IHC staining slides of BMB of the same case; upper insets show tumor cells are positive for SATB2 and CDX2 (as nuclear expression), indicating a lower GI tract origin. Lower right and left insets show tumor cells are negative for CK7 and positive for CK20, respectively, consistent with the lower GI tract origin of metastasis (IHC, 400X).
Figure 5.

IHC staining slides of BMB of the same case; upper insets show tumor cells are positive for SATB2 and CDX2 (as nuclear expression), indicating a lower GI tract origin. Lower right and left insets show tumor cells are negative for CK7 and positive for CK20, respectively, consistent with the lower GI tract origin of metastasis (IHC, 400X).

3. Discussion

Gastrointestinal cancers often present with a range of common complaints, including localized pain, loss of appetite, digestive issues, and more general symptoms like weight loss and fatigue. It is quite unusual to observe bicytopenia without any specific accompanying symptoms. The incidence of bone metastases, as documented in reports, typically falls within the range of 1% to 10% (10). In a study where a patient presents with a primary diagnosis of bone metastasis from GI tumors, different symptoms can be expected depending on the location and extent of involvement. Fever and pain (15), chronic low back pain (10, 16), back pain and reduced appetite (10), and even dysuria and fecaluria (17).

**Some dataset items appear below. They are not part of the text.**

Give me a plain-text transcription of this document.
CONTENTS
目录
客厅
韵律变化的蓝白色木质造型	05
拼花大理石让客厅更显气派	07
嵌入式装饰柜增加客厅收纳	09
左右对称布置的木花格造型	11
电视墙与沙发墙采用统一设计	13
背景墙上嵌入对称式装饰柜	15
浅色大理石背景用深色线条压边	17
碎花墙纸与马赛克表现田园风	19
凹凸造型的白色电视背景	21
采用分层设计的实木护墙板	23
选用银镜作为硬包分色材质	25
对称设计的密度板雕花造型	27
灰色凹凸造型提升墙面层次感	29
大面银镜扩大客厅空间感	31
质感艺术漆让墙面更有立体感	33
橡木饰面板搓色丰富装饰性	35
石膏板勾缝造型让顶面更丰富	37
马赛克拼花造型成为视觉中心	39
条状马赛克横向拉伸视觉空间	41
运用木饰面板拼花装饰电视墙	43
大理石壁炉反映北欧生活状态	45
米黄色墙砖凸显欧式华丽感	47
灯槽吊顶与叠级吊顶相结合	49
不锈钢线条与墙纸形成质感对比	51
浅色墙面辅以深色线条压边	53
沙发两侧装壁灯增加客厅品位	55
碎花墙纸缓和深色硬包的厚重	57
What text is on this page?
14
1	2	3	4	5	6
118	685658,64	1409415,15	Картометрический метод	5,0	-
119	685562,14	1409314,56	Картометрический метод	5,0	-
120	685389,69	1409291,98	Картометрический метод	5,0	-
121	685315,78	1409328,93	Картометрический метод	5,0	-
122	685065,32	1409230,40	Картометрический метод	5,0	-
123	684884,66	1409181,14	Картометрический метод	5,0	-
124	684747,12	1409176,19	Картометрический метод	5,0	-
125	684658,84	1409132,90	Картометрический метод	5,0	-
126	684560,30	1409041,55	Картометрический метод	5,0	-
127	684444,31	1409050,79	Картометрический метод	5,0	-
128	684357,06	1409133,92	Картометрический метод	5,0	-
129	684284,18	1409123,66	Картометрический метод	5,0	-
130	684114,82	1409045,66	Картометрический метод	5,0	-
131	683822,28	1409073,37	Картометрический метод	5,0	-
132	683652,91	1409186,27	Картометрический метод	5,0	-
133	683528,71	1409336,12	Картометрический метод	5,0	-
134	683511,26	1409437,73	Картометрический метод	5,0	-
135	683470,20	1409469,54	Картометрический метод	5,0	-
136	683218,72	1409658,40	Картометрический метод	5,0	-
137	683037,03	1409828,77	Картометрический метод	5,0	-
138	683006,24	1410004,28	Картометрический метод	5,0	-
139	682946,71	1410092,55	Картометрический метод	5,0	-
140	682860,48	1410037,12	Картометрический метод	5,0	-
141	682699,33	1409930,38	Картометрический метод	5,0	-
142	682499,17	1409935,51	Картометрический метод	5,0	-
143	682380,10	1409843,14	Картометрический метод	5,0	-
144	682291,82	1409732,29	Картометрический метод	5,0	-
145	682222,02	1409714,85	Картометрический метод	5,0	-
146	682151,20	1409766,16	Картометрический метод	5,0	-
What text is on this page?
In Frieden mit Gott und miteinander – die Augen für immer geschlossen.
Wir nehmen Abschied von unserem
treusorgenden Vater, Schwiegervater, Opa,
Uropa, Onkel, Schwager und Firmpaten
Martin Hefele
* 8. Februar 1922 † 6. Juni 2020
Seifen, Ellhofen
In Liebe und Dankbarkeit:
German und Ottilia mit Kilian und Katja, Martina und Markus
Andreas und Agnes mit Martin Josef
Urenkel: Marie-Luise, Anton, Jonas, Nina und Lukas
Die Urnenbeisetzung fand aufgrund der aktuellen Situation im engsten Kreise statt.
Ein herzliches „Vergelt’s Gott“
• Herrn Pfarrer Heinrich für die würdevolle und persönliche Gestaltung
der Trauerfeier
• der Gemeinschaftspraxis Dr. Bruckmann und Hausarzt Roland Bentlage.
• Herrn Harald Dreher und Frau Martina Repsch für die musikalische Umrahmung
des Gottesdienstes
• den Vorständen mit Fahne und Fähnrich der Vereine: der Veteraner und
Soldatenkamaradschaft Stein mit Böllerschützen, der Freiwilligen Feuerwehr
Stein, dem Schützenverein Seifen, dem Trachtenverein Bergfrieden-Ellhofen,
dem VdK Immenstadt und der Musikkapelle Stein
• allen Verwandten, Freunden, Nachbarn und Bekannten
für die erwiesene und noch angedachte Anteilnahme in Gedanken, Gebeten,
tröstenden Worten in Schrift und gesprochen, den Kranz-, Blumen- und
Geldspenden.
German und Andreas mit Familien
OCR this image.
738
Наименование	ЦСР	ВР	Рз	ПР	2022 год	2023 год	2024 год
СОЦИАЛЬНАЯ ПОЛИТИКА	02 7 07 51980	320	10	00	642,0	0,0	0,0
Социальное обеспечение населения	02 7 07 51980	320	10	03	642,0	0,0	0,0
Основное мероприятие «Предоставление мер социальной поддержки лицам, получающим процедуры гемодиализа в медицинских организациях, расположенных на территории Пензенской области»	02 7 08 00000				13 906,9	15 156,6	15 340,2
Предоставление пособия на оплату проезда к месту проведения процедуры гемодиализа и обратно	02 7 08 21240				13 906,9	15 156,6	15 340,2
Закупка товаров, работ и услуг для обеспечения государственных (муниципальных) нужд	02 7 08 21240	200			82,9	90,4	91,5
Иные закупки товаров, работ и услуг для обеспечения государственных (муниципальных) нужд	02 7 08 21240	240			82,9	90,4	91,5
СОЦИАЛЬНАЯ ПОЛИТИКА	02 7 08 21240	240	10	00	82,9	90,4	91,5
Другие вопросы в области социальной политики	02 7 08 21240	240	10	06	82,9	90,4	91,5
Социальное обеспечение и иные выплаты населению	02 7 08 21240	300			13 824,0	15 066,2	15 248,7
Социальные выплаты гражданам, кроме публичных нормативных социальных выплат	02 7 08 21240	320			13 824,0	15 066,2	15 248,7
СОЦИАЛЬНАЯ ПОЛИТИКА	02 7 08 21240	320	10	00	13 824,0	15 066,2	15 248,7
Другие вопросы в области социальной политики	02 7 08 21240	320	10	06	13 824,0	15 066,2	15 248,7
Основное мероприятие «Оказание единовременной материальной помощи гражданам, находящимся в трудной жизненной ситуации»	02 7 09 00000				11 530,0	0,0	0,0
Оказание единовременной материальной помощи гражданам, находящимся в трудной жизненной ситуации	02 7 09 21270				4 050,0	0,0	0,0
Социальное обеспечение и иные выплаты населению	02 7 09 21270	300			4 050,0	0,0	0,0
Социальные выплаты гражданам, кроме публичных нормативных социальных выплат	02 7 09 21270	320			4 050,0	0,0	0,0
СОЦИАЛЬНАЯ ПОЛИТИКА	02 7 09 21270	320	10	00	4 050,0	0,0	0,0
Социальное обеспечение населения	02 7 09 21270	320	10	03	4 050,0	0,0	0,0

An interesting study examined the presence of bone micro metastases in patients with colorectal cancer who also had liver metastases with RT-PCR for CK20. Out of 44 patients, nine cases showed positive RT-PCR results, which was associated with worse outcomes (18). Assi et al. reported three patients with colorectal cancer and bone/bone marrow involvement at initial presentation. It is worth noting that two of these patients displayed GI symptoms, while the third did not (10). Bone metastasis in Turkish gastric cancer patients has been estimated at about 2%, which was associated with anemia and thrombocytopenia at presentation, with signet-ring cell type being the prominent pathology (19).

Kwon et al. identified 26 patients with gastric cancer who had confirmed bone marrow infiltration. The analysis of the observed indications for bone marrow biopsy revealed that thrombocytopenia (26.9%) was the most prevalent finding. Following this, bicytopenia was identified as the next most common condition, occurring in 19.2% of cases. In the supportive care group, the median overall survival was recorded at 11 days; in contrast, the palliative chemotherapy group demonstrated a better median overall survival of 121 days. While the overall survival outcomes are unfavorable, these patients still gain benefits from chemotherapy treatment (20).

Bicytopenia is an uncommon initial presentation of GI cancers. It is more frequently associated with hematologic disorders; however, GI malignancies can also present with this hematological abnormality, primarily through mechanisms like bone marrow infiltration, nutritional deficiencies (e.g., vitamin B12 or folate), or chronic disease anemia (21, 22). Early identification and management of GI malignancies presenting with bicytopenia are essential for improving patient prognosis and ensuring optimal therapeutic outcomes.